Understanding the Anomaly Score

This page gives an overview of how anomalies are identified and scored within an analysis.

Defining the job

When creating an anomaly detection job, the job configuration defines the fields which to analyze (detectors) and the time interval (bucketSpan) to analyze across.

When setting the bucketSpan, take into account the granularity at which you want to analyze by, the frequency of the input data and the frequency at which alerting is required.

The detectors define what type of analysis needs to be done (e.g. max, average, rare) and upon which fields (e.g. IP address, Host name, Num bytes). You can have more than one detector in a job which is more efficient than running multiple jobs against the same data stream.

Identifying the probability of an anomaly

Based on this job configuration we analyze the input stream of data. We model the behavior of the data, perform analysis based upon the defined detectors and for the time interval. When we see an event occuring outside of our model, we identify this as an anomaly. For each anomaly detected, we store the result records of our analysis, which includes the probability of detecting that anomaly.

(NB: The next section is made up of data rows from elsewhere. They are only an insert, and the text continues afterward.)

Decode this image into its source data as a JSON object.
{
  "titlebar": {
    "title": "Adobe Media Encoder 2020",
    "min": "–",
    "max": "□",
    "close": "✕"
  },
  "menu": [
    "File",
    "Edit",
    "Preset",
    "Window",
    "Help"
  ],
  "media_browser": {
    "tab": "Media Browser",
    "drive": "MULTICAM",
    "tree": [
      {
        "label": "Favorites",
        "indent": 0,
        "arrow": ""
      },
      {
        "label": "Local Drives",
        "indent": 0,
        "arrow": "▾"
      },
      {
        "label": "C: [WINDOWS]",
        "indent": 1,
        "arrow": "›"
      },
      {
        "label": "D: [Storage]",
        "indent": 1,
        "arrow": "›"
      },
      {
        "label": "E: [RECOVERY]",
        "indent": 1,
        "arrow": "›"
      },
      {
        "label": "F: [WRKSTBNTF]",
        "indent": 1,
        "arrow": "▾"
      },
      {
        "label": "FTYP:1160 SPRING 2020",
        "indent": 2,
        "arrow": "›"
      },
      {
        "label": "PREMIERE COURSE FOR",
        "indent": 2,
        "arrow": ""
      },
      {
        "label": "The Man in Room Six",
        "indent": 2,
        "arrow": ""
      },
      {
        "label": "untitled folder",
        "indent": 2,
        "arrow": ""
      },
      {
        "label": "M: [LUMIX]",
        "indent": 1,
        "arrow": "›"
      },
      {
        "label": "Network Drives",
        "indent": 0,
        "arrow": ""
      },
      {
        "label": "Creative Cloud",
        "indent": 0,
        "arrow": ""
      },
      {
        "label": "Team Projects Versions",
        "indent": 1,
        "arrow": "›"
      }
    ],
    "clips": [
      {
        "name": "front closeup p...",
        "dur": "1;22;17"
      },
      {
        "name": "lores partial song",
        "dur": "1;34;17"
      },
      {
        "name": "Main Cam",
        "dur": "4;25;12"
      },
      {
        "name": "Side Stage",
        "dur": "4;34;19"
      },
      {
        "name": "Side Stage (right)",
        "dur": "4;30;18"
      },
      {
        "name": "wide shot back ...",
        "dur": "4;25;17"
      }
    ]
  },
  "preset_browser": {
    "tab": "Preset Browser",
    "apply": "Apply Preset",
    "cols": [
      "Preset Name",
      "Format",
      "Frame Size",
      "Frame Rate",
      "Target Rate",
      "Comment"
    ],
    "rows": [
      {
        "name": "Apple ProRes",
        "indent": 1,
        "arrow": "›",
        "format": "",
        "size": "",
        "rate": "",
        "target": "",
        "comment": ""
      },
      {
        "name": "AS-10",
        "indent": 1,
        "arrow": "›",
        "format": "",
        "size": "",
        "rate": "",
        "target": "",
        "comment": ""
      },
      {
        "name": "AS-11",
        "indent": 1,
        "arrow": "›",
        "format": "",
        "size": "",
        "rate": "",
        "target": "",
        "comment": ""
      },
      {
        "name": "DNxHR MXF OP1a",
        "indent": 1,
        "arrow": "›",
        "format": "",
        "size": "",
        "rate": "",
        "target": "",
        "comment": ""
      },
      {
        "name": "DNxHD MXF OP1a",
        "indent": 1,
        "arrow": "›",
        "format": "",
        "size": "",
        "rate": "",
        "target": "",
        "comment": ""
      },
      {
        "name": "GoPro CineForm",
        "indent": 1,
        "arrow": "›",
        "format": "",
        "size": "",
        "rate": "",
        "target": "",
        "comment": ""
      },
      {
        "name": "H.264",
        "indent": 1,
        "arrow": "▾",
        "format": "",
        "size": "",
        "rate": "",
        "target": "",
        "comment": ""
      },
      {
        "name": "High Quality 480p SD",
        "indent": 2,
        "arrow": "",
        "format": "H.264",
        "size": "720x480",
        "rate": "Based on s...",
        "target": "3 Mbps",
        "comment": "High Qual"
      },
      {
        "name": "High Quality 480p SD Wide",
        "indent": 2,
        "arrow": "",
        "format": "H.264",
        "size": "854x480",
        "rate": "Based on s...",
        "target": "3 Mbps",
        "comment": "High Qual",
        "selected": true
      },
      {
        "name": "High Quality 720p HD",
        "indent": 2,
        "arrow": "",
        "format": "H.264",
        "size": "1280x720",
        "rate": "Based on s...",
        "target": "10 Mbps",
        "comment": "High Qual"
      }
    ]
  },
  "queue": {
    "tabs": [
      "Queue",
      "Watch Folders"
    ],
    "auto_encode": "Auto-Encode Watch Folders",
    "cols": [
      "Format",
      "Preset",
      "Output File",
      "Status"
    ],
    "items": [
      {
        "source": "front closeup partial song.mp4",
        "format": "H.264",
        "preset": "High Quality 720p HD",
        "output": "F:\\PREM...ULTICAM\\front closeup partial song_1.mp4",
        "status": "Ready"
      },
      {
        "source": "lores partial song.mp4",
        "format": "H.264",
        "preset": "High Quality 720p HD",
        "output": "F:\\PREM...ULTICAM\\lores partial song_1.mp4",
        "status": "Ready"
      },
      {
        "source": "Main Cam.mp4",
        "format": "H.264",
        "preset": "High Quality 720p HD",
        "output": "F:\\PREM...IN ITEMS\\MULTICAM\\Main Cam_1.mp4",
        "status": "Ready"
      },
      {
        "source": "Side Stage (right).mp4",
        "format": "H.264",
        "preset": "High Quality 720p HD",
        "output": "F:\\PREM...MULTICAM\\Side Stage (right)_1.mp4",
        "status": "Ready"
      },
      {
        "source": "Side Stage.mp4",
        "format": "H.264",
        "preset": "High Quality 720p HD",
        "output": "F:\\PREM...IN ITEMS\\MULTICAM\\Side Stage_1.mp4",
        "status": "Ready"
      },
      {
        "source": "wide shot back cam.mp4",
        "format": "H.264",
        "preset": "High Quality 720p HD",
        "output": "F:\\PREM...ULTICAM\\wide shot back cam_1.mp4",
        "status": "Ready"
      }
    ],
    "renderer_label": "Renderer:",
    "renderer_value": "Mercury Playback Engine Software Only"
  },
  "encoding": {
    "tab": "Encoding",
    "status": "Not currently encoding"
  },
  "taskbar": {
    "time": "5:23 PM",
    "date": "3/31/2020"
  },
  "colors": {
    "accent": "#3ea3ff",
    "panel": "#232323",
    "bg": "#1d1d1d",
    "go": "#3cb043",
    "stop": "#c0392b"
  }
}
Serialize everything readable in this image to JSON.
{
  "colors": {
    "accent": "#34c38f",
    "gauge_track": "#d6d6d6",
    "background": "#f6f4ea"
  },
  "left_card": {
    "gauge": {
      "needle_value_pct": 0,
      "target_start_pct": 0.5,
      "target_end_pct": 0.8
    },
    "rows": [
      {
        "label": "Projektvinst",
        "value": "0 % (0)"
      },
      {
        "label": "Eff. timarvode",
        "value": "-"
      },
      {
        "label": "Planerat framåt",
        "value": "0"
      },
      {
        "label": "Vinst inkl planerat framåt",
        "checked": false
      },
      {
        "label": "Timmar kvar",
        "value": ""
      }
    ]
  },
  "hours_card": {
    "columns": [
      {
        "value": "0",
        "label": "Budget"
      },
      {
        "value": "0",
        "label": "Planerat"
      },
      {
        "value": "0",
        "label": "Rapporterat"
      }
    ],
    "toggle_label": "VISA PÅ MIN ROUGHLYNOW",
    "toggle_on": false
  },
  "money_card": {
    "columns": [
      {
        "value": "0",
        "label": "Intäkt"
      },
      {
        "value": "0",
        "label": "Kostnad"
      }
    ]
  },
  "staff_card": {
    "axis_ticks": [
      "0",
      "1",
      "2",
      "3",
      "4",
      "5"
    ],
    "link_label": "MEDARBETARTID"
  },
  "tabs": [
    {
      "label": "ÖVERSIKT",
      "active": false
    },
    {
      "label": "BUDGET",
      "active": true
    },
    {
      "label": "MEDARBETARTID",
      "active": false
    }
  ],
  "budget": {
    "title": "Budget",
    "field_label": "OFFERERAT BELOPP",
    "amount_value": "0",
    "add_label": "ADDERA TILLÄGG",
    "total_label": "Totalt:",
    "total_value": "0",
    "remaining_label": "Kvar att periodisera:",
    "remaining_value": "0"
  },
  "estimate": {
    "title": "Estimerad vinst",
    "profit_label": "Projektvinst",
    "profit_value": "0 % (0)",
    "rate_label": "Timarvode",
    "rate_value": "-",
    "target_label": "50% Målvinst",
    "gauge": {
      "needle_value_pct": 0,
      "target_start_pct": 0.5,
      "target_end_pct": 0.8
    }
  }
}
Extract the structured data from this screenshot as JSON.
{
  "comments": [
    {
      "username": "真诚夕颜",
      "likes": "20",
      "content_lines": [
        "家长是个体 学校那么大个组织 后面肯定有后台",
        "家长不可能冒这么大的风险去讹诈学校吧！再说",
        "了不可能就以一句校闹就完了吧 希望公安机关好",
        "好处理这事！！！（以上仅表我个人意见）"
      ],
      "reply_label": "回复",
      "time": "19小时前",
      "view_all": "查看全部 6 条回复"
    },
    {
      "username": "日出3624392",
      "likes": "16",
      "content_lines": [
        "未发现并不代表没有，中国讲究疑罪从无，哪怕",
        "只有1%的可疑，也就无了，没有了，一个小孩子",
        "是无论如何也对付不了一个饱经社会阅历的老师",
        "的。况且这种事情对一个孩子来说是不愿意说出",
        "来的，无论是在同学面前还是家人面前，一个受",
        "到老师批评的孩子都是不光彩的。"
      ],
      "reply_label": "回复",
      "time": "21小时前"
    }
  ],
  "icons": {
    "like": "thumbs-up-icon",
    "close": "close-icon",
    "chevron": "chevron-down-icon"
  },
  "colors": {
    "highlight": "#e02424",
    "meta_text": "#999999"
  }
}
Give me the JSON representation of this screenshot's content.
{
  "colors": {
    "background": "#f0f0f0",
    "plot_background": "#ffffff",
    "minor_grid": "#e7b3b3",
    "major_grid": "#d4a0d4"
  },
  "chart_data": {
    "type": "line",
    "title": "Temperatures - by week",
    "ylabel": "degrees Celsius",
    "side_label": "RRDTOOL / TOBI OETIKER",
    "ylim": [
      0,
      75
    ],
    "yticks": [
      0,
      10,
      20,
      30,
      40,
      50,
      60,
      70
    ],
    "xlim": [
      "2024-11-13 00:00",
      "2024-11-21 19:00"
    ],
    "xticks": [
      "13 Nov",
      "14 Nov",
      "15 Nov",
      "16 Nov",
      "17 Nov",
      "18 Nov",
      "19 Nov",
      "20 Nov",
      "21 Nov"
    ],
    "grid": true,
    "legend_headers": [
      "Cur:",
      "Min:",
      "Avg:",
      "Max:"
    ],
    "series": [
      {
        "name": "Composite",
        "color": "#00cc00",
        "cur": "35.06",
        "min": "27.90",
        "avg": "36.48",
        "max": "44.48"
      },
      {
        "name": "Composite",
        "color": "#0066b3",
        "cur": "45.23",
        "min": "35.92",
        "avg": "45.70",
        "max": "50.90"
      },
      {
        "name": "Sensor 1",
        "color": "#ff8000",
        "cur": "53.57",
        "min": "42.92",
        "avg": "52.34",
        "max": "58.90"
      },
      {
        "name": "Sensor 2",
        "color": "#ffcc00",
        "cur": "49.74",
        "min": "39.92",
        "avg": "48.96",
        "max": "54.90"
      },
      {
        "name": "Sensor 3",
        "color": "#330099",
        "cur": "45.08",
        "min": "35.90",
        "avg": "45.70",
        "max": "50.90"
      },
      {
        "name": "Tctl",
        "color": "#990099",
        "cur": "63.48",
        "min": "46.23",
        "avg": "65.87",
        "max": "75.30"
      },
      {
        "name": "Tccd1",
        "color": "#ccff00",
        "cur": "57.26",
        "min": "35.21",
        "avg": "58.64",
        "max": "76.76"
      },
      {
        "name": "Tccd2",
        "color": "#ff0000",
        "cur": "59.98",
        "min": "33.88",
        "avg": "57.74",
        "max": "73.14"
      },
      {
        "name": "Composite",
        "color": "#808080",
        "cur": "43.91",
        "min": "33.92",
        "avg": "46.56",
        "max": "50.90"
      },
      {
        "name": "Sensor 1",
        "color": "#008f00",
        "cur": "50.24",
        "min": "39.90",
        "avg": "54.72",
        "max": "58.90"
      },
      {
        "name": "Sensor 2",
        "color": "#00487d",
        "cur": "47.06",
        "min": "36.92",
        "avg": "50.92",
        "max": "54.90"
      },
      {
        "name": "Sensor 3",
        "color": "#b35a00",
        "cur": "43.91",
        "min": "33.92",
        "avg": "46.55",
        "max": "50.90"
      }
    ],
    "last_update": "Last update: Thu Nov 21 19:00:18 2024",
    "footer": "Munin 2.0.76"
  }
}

The lower the probability, the less likely, therefore the bigger the anomaly. A probability with a value of 1 is a certainty and therefore not an anomaly. Probabilities are calculated to a precision of over 300 decimal places, so very unlikely results will be close to zero and represented using scientific notation (e.g. 0.000000043 or 4.3e-8).

We calculate a normalizedProbability for each anomaly record, which is a number between 0 and 100. It is a statistically valid and “friendly” representation of the probability of that record, with 100 being the most anomalous and is normalized across the period of the model. Anomaly records with a normalizedProbability of 100 are considered to be in the top 1% of the most “interesting” and unlikely anomalies in your analysis.

Calculating the Anomaly Score

With high volumes of real-life data, many anomalies may be found. These vary in probability from very likely to highly unlikely i.e. from not particularly anomalous to highly anomalous. There can be none, one or two or tens, sometimes hundreds of anomalies found within each bucket. There can be many thousands found per job.

In order to provide a sensible view of the results, we calculate the anomalyScore for each time interval. An interval with a high anomalyScore is significant and requires investigation.

The anomalyScore is a sophisticated aggregation of the anomaly records. The calculation is optimized for high throughput, gracefully ages historical data and reduces the signal to noise levels. It adjusts for variations in event rate, takes into account the frequency and the level of anomalous activity and is adjusted relative to past anomalous behavior. In addition, it is boosted if anomalous activity occurs for related entities, for example if disk IO and CPU are both behaving unusually for a given host.

Querying the results

The anomalyScore can be queried using the API and is returned in both the bucket and record resource objects for easier programming access. The anomalyScore is always the aggregated and normalized view of the anomalousness of a bucket time interval.

The normalizedProbability is the record level “friendly” and normalized representation of the probability of the anomaly.

At the bucket level there is also a field called maxNormalizedProbability which is the value of the most anomalous record in the bucket time interval. This can be used to identify time intervals which have highly unusual outliers, yet may not be the most anomalous interval overall.

More information on using the API to query results is available here.

Operational best practice

As an operational best practice, our key anomaly indicator is the anomalyScore. Query this to provide a robust and rate-controlled mechanism to identify and alert on anomalous time intervals. Once an anomalous time interval has been identified, it can be expanded to view the detailed anomaly records which are the significant causal factors.

Additionally you may wish to query the detailed anomaly records directly. There may be many, so you can filter by percentile and date.